Y así podríamos seguir enumerando proyectos y quijotadas: Edson Velandia ha grabado cuatro trabajos con La Tigra, pasando por el muy explícito Oh, porno! (2010) y el fragmentario Egippto: reqien rasqa pa Cielito (2011), todos ellos para su propio sello, Cinechichera. Adicionalmente, hizo un EP de edición limitada en homenaje a una de sus mayores inspiraciones, el poeta León de Greiff; y ha sido responsable de las bandas sonoras de cintas como La sociedad del semáforo (2010), de Rubén Mendoza, y Pariente (2016), de Iván Gaona.

Sus escarceos con el lenguaje más contemporáneo lo han llevado a hacer sesiones improvisatorias, por fortuna un par de ellas grabadas, como Aputói: canción de un solo tiro, registrada en vivo en 2015 en el bar Matik Matik de Bogotá con un nutrido grupo de músicos colombianos de vanguardia.

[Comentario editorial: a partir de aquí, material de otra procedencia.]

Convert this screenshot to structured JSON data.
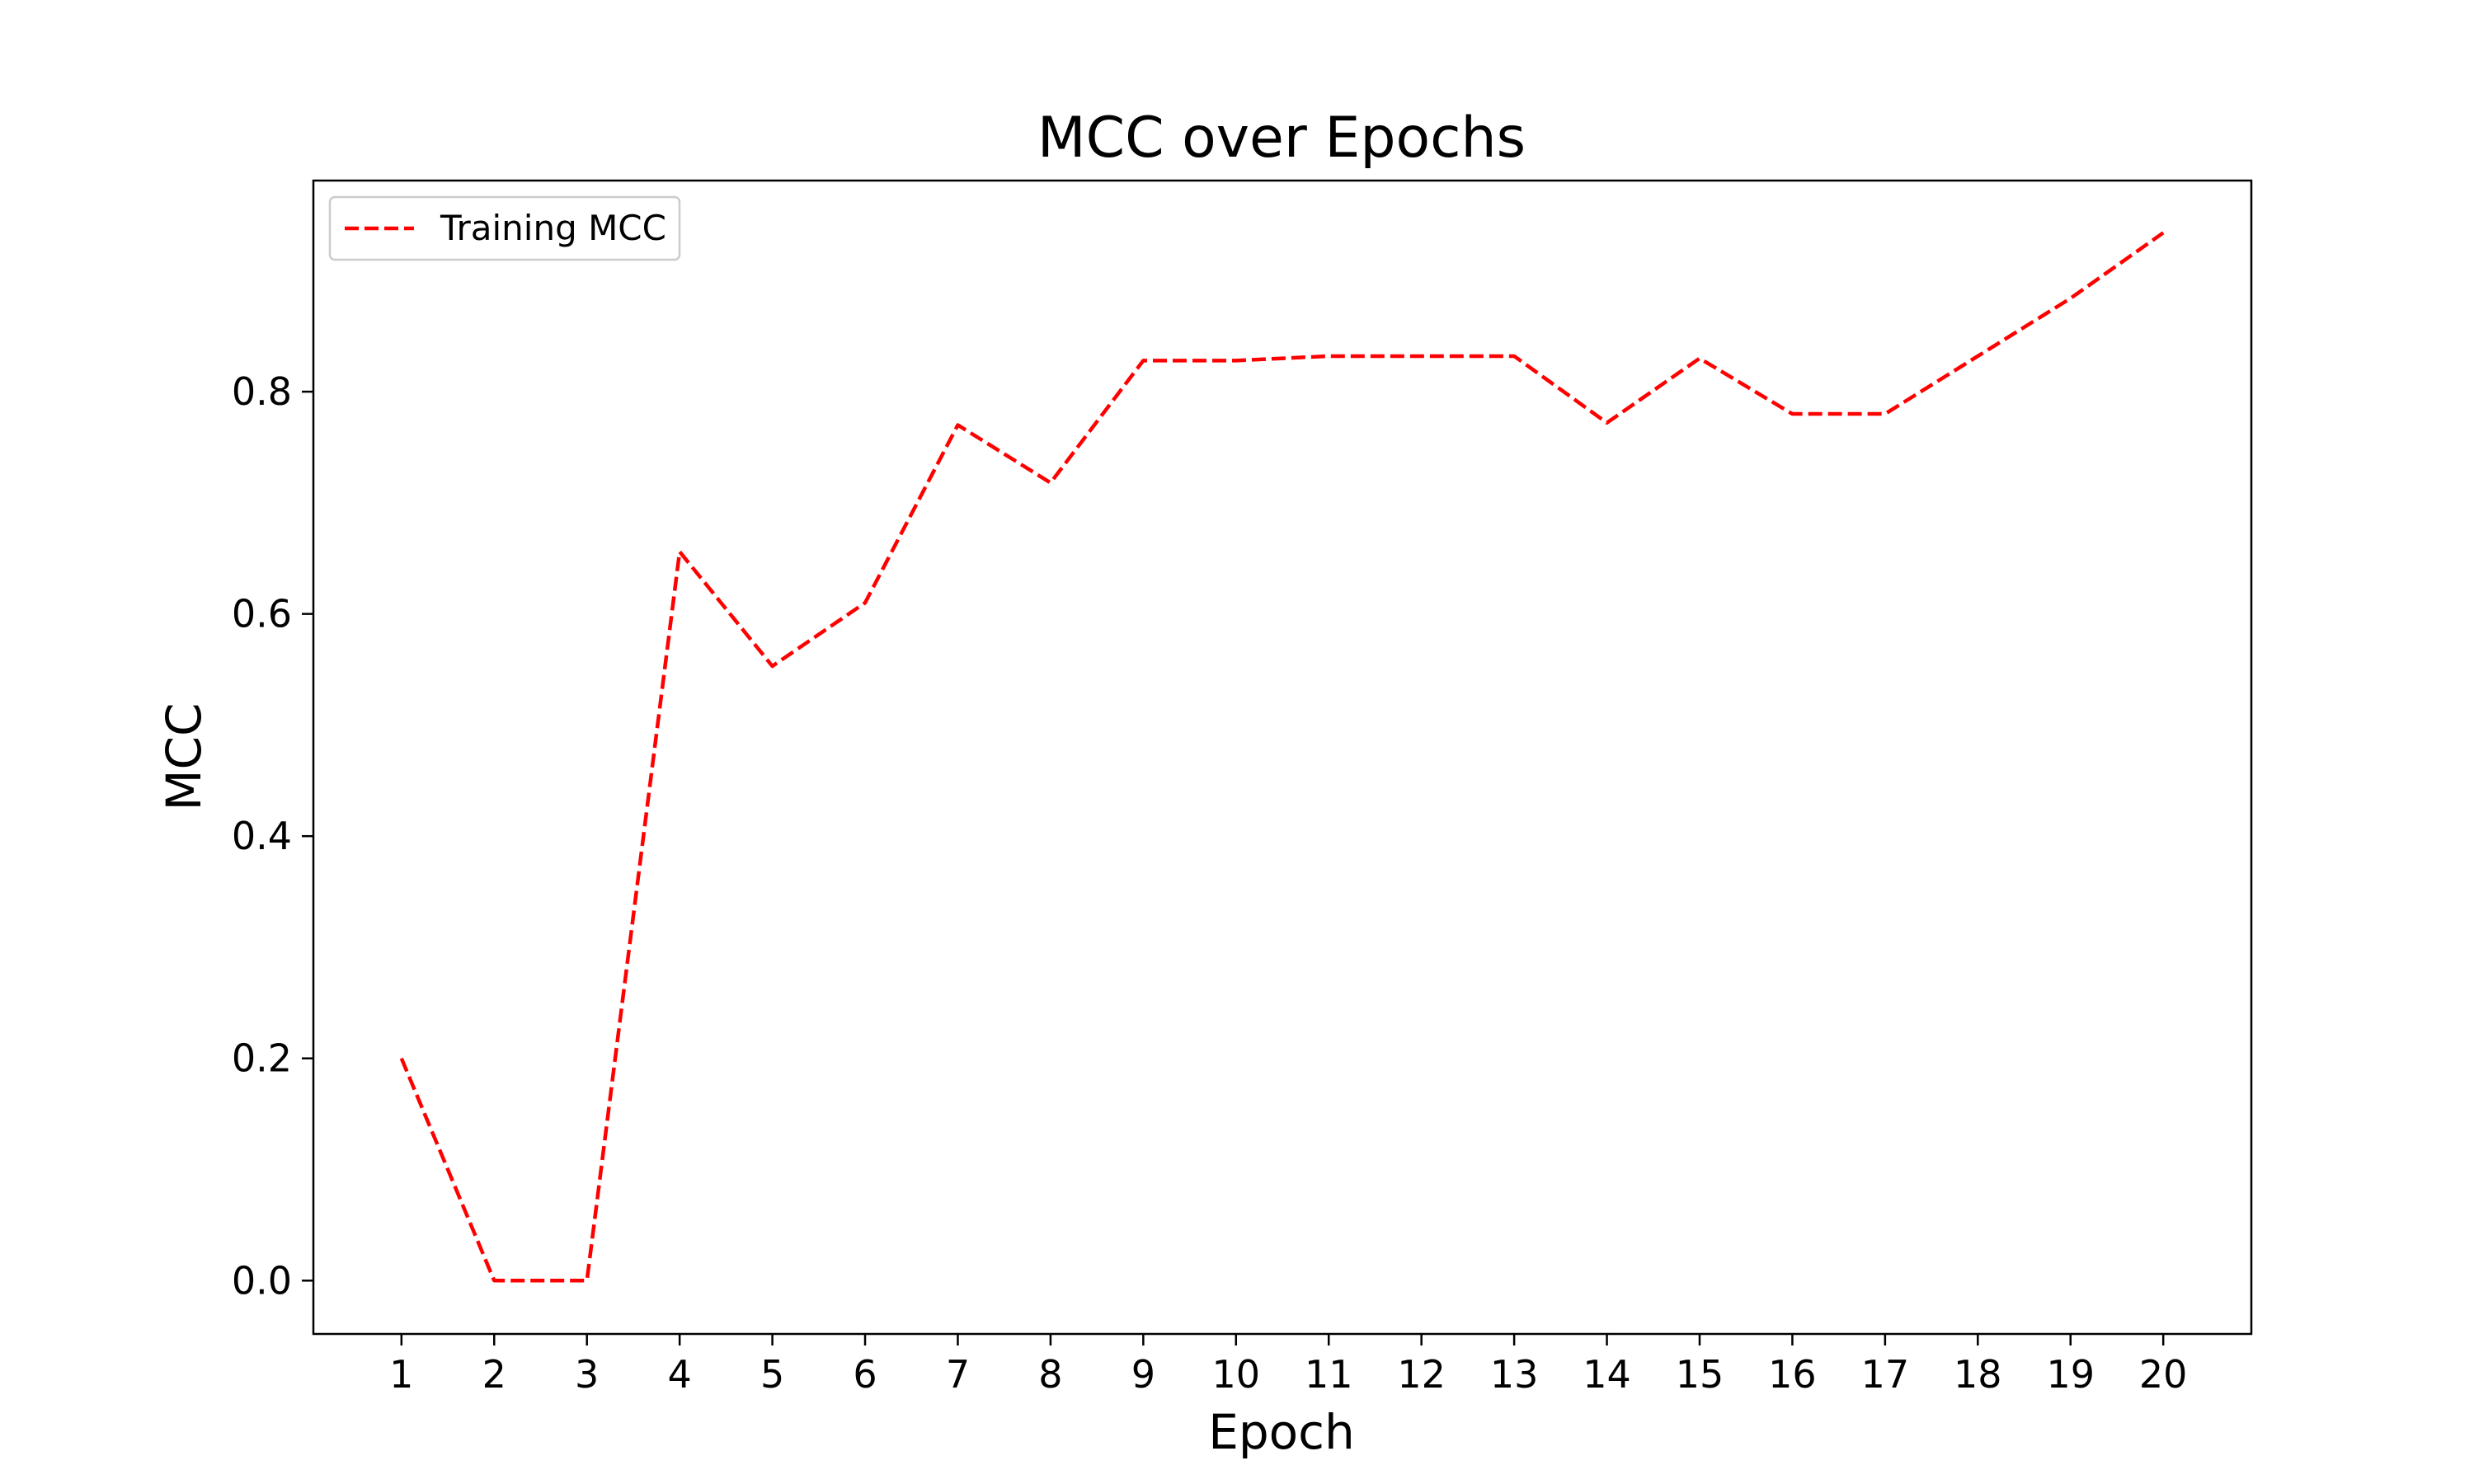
{
  "chart_data": {
    "type": "line",
    "title": "MCC over Epochs",
    "xlabel": "Epoch",
    "ylabel": "MCC",
    "x": [
      1,
      2,
      3,
      4,
      5,
      6,
      7,
      8,
      9,
      10,
      11,
      12,
      13,
      14,
      15,
      16,
      17,
      18,
      19,
      20
    ],
    "xticks": [
      "1",
      "2",
      "3",
      "4",
      "5",
      "6",
      "7",
      "8",
      "9",
      "10",
      "11",
      "12",
      "13",
      "14",
      "15",
      "16",
      "17",
      "18",
      "19",
      "20"
    ],
    "xlim": [
      0.05,
      20.95
    ],
    "yticks": [
      "0.0",
      "0.2",
      "0.4",
      "0.6",
      "0.8"
    ],
    "ylim": [
      -0.048,
      0.99
    ],
    "grid": false,
    "legend_position": "upper-left",
    "series": [
      {
        "name": "Training MCC",
        "color": "#ff0000",
        "line_style": "dashed",
        "values": [
          0.2,
          0.0,
          0.0,
          0.656,
          0.553,
          0.61,
          0.77,
          0.718,
          0.828,
          0.828,
          0.832,
          0.832,
          0.832,
          0.772,
          0.83,
          0.78,
          0.78,
          0.832,
          0.884,
          0.943
        ]
      }
    ]
  }
}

Su interés por la canción de autor en su formato tradicional ha quedado plasmado en su primer trabajo solista con voz y guitarra, El karateka (2016), una producción que no por íntima resulta menos desmesurada, en la que se da a explorar letras creadas solo con palabras agudas, con presencia excesiva del dígrafo ch, y alguna otra estrictamente con palabras graves. Hoy, la gran mayoría de las exploraciones del músico van encaminadas por esa vía. En sus letras y en sus armonías, sin proponérselo, Edson Velandia es a la vez Frank Zappa, Leo Maslíah y Enrique Jardiel Poncela.

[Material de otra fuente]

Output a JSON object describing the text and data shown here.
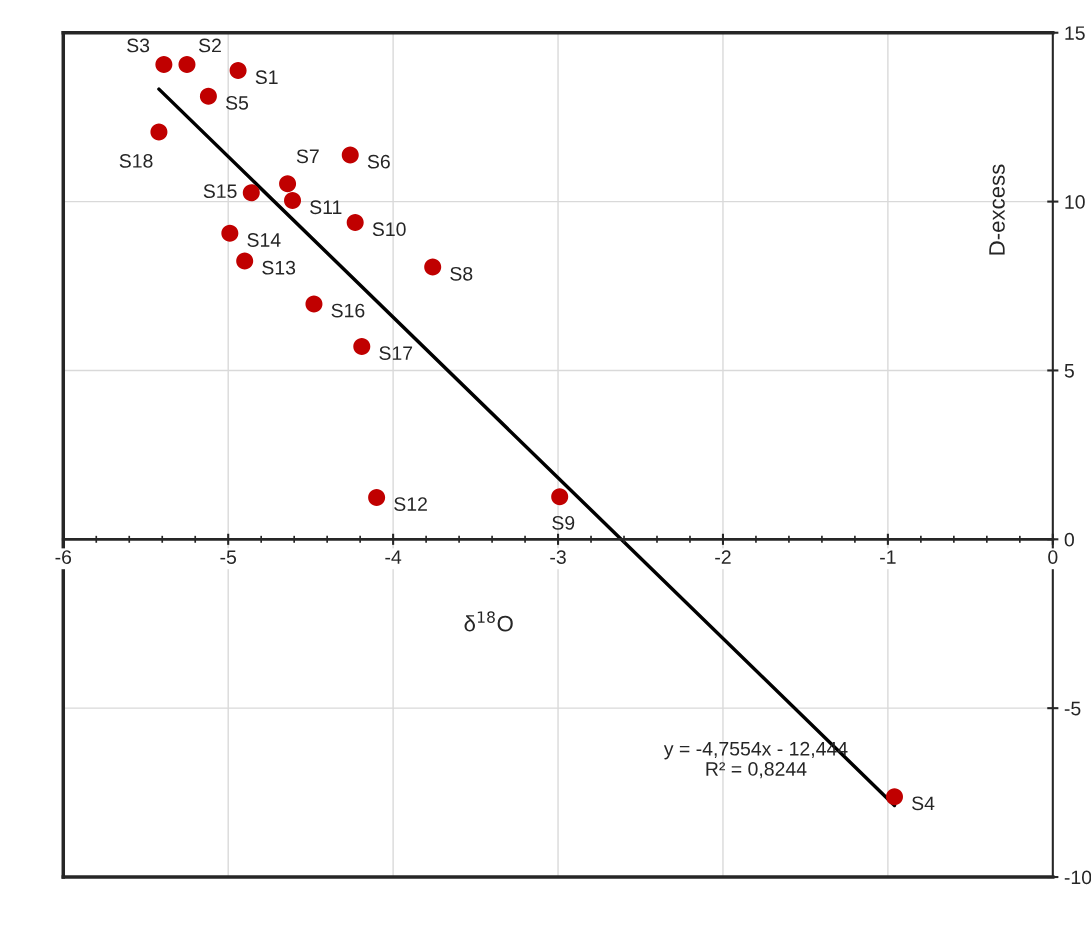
{
  "chart_data": {
    "type": "scatter",
    "xlabel": "δ$^{18}$O",
    "ylabel": "D-excess",
    "xlim": [
      -6,
      0
    ],
    "ylim": [
      -10,
      15
    ],
    "xticks": [
      -6,
      -5,
      -4,
      -3,
      -2,
      -1,
      0
    ],
    "yticks": [
      -10,
      -5,
      0,
      5,
      10,
      15
    ],
    "grid": true,
    "series": [
      {
        "marker": "circle",
        "color": "#c00000",
        "x": [
          -4.94,
          -5.25,
          -5.39,
          -0.96,
          -5.12,
          -4.26,
          -4.64,
          -3.76,
          -2.99,
          -4.23,
          -4.61,
          -4.1,
          -4.9,
          -4.99,
          -4.86,
          -4.48,
          -4.19,
          -5.42
        ],
        "values": [
          13.88,
          14.06,
          14.06,
          -7.62,
          13.12,
          11.38,
          10.53,
          8.06,
          1.26,
          9.38,
          10.03,
          1.24,
          8.24,
          9.06,
          10.26,
          6.97,
          5.71,
          12.06
        ]
      },
      {
        "type": "line",
        "color": "#000000",
        "x": [
          -5.42,
          -0.96
        ],
        "values": [
          13.33,
          -7.88
        ]
      }
    ],
    "annotations": [
      {
        "text": "S1",
        "x": -4.94,
        "y": 13.88
      },
      {
        "text": "S2",
        "x": -5.25,
        "y": 14.06
      },
      {
        "text": "S3",
        "x": -5.39,
        "y": 14.06
      },
      {
        "text": "S4",
        "x": -0.96,
        "y": -7.62
      },
      {
        "text": "S5",
        "x": -5.12,
        "y": 13.12
      },
      {
        "text": "S6",
        "x": -4.26,
        "y": 11.38
      },
      {
        "text": "S7",
        "x": -4.64,
        "y": 10.53
      },
      {
        "text": "S8",
        "x": -3.76,
        "y": 8.06
      },
      {
        "text": "S9",
        "x": -2.99,
        "y": 1.26
      },
      {
        "text": "S10",
        "x": -4.23,
        "y": 9.38
      },
      {
        "text": "S11",
        "x": -4.61,
        "y": 10.03
      },
      {
        "text": "S12",
        "x": -4.1,
        "y": 1.24
      },
      {
        "text": "S13",
        "x": -4.9,
        "y": 8.24
      },
      {
        "text": "S14",
        "x": -4.99,
        "y": 9.06
      },
      {
        "text": "S15",
        "x": -4.86,
        "y": 10.26
      },
      {
        "text": "S16",
        "x": -4.48,
        "y": 6.97
      },
      {
        "text": "S17",
        "x": -4.19,
        "y": 5.71
      },
      {
        "text": "S18",
        "x": -5.42,
        "y": 12.06
      },
      "y = -4,7554x - 12,444",
      "R² = 0,8244"
    ]
  }
}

Artistas como Carmelo Torres y Los Toscos, Las Áñez, Mula y Los Rolling Ruanas han invitado a Velandia a hacer colaboraciones en sus discos. Mientras lo hace, tiene tiempo de componer para su Bin Ban, proyecto de formato big band ante el cual se planta el artista blandiendo un machete a manera de batuta; va fraguando letras que puedan formar parte de otros libros como su Cancionero rasqa (2015); y puede ir pensando a la vez en la curaduría de la próxima edición del Festival La Tigra, que se realiza a principio de año desde hace tres, por supuesto en su adorada tierra garrotera, con invitados de toda suerte de manifestaciones. “Es un festival endémico –explica–, existe porque el pueblo tiene una onda cultural muy intensa, con gran influencia del circo y del teatro”.

Pero el festival, los discos, las colaboraciones, las giras, la composición y el performance obedecen a un mismo gran y redondo interés, producto de la enorme ambición de Edson Velandia, un polímata de lo contemporáneo. “Piedecuesta enseña que se puede uno meter a un combo a hacer audiovisual, bailar, componer música, escribir… Pero a eso hay que sumarle que las vueltas hay que hacerlas, en lugar de soñarlas. Porque hacerlas no implica que un día las vas a hacer, sino que hay que empezar a hacerlas ya. Tras ese pensamiento está toda nuestra filosofía, que tratamos de llevar también hacia lo pedagógico: hay que lograr un país más bacano, alrededor del arte. Por eso es que hacemos cada cosita que hacemos”.

*Monsalve es jefe musical de Radio Nacional de Colombia y crítico musical de ARCADIA.